Однажды, когда в столярной мастерской никого не было, Фризоргер достал из кармана засаленный матерчатый бумажник и поманил меня к окну.
– Вот, – сказал он, протягивая мне крошечную обломанную фотографию – «моменталку». Это была фотография молодой женщины, с каким-то случайным, как на всех снимках «моменталок», выражением лица. Пожелтевшая, потрескавшаяся фотография была бережно обклеена цветной бумажкой.
– Это моя дочь, – сказал Фризоргер торжественно. – Единственная дочь. Жена моя давно умерла. Дочь не пишет мне, правда, адреса не знает, наверно. Я писал ей много и теперь пишу. Только ей. Я никому не показываю этой фотографии. Это из дому везу. Шесть лет назад я ее взял с комода.
В дверь мастерской бесшумно вошел Парамонов.
– Дочь, что ли? – сказал он, быстро оглядев фотографию.
– Дочь, гражданин начальник, – сказал Фризоргер, улыбаясь.
– Пишет?
– Нет.
– Чего ж она старика забыла? Напиши мне заявление о розыске, я отошлю. Как твоя нога?

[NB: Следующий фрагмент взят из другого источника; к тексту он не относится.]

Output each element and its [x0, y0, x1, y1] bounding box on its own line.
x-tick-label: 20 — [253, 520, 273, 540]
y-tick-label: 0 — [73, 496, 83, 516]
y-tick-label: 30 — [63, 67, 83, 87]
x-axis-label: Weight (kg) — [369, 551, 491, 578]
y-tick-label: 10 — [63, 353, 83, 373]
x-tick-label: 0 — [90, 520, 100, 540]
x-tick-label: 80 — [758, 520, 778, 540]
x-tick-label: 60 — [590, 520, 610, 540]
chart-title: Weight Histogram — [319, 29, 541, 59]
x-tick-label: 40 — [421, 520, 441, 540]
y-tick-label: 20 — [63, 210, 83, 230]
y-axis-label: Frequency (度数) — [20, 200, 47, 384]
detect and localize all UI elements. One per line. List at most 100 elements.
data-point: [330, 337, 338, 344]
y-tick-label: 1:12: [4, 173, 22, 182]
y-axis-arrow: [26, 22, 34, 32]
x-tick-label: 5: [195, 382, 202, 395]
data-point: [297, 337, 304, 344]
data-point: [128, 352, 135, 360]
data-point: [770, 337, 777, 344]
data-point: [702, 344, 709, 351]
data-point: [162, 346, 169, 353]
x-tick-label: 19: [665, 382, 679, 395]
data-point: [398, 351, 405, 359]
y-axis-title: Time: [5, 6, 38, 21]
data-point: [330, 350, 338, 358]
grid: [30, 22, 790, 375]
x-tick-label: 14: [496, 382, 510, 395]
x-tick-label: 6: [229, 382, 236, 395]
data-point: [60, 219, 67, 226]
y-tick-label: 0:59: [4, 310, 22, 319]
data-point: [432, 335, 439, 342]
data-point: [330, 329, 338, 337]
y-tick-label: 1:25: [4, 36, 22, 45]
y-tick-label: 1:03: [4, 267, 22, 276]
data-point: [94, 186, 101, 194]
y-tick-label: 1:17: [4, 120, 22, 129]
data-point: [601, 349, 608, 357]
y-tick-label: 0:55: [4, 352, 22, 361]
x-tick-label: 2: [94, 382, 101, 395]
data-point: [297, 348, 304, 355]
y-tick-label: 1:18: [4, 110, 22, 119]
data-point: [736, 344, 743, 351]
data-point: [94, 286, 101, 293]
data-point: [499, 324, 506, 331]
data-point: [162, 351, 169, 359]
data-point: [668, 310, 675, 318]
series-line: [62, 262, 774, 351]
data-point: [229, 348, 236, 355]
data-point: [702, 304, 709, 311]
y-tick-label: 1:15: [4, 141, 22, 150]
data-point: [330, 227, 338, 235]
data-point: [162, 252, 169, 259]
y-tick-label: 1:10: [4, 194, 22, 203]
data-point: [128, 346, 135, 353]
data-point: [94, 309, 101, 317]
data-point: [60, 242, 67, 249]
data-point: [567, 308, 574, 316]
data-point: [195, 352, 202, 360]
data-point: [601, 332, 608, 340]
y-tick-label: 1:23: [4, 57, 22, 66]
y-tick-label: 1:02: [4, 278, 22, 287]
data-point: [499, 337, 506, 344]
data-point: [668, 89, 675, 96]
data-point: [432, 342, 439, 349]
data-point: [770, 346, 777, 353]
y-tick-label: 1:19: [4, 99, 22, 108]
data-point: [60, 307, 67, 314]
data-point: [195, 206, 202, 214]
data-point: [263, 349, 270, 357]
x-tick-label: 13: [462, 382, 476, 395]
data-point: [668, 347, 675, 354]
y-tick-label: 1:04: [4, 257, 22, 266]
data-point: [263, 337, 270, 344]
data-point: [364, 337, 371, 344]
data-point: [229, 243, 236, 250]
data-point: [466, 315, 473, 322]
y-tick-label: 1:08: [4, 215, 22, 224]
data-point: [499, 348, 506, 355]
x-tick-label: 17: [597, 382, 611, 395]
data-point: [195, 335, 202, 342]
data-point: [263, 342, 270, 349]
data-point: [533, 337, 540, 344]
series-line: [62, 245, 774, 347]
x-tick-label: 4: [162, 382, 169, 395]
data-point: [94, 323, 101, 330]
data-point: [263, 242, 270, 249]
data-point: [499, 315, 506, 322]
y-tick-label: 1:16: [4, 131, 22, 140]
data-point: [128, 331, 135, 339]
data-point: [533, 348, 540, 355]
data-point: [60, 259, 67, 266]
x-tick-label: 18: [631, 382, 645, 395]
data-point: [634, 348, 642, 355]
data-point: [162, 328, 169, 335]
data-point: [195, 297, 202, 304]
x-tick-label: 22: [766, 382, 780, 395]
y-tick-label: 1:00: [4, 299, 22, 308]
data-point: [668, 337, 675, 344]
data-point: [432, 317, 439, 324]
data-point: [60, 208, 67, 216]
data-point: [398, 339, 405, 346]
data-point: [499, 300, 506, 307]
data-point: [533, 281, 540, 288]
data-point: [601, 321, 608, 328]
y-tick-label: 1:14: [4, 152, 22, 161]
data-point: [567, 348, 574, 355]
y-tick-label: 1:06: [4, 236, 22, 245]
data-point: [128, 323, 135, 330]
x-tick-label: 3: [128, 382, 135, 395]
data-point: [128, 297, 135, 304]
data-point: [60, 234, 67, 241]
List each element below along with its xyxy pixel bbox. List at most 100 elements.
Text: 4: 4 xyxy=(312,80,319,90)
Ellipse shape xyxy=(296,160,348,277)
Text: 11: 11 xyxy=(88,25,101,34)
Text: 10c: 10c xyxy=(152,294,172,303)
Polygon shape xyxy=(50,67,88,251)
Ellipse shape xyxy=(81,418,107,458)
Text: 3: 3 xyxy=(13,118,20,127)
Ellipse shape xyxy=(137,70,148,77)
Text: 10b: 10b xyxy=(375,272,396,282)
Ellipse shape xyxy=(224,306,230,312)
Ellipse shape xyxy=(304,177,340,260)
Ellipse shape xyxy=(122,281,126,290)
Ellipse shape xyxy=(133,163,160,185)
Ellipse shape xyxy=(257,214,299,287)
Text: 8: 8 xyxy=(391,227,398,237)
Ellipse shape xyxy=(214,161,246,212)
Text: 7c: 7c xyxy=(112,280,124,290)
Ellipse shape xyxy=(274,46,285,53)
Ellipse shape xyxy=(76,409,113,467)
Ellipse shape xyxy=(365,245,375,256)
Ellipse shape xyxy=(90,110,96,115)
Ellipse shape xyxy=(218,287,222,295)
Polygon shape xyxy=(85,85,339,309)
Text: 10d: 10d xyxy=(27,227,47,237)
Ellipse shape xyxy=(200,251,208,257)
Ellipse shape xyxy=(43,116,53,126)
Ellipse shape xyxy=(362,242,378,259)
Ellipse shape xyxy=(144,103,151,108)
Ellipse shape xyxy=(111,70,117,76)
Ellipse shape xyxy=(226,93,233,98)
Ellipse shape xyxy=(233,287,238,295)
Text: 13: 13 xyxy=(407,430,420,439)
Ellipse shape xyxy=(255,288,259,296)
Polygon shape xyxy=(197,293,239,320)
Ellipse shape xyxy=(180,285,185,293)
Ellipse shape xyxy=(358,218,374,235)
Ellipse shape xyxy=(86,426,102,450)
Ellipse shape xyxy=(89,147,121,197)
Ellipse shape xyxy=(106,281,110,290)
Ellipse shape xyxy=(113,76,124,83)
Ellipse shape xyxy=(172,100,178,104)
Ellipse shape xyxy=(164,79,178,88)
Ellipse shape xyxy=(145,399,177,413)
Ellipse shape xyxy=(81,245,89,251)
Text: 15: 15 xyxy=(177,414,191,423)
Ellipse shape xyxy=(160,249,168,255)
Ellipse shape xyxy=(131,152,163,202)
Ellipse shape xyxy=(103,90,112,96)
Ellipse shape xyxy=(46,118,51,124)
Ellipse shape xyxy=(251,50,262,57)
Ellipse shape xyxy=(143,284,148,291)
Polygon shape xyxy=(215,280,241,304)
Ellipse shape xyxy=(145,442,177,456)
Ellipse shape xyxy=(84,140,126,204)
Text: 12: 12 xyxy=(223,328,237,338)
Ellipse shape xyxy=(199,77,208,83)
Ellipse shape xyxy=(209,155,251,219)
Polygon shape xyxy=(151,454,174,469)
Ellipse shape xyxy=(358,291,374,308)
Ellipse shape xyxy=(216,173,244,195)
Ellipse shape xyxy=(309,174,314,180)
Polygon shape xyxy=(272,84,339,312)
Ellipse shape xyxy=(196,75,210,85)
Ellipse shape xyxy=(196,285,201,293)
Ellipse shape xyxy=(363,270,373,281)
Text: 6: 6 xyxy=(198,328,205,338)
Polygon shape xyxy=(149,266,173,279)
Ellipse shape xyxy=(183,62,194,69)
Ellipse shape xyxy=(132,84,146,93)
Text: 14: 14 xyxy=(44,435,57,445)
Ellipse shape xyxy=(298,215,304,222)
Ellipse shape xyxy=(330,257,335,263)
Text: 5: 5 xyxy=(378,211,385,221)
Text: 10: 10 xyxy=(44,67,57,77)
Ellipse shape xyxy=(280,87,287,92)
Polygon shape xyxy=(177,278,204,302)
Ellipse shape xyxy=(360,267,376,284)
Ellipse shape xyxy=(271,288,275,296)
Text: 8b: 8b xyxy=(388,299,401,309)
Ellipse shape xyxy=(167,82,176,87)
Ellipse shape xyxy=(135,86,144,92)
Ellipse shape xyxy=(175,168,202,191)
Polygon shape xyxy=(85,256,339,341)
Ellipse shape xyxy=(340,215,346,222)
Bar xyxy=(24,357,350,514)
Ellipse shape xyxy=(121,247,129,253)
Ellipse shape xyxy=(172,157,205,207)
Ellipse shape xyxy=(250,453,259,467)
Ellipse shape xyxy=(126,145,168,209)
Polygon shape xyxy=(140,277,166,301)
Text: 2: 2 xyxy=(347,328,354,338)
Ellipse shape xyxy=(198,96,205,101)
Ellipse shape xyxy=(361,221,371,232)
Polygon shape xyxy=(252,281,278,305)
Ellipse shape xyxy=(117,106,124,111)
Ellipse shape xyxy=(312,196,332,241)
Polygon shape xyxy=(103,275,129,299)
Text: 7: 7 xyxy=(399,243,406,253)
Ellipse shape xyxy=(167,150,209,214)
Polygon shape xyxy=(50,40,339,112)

– Хромаю, гражданин начальник.
– Ну, хромай, хромай. – Парамонов вышел. С этого времени, уже не таясь от меня, Фризоргер, окончив вечернюю молитву и улегшись на койку, доставал фотографию дочери и поглаживал цветной ободочек.
Так мы мирно жили около полугода, когда однажды привезли почту. Парамонов был в отъезде, и почту принимал его секретарь из заключенных Рязанов, который оказался вовсе не агрономом, а каким-то эсперантистом, что, впрочем, не мешало ему ловко снимать шкуры с павших лошадей, гнуть толстые железные трубы, наполняя их песком и раскаляя на костре, и вести всю канцелярию начальника.
– Смотри-ка, – сказал он мне, – какое заявление на имя Фризоргера прислали.
В пакете было казенное отношение с просьбой познакомить заключенного Фризоргера (статья, срок) с заявлением его дочери, копия которого прилагалась. В заявлении она коротко и ясно писала, что, убедившись в том, что отец является врагом народа, она отказывается от него и просит считать родство не бывшим.
Рязанов повертел в руках бумажку.
– Экая пакость, – сказал он. – Для чего ей это нужно? В партию, что ли, вступает?
Я думал о другом: для чего пересылать отцу-арестанту такие заявления? Есть ли это вид своеобразного садизма, вроде практиковавшихся извещений родственникам о мнимой смерти заключенного, или просто желание выполнить все по закону? Или еще что?
– Слушай, Ванюшка, – сказал я Рязанову. – Ты регистрировал почту?
– Где же, только сейчас пришла.
– Отдай-ка мне этот пакет. – И я рассказал Рязанову, в чем дело.
– А письмо? – сказал он неуверенно. – Она ведь напишет, наверное, и ему.
– Письмо ты тоже задержишь.
– Ну бери.
Я скомкал пакет и бросил его в открытую дверцу топящейся печки.
Через месяц пришло и письмо, такое же короткое, как и заявление, и мы его сожгли в той же самой печке.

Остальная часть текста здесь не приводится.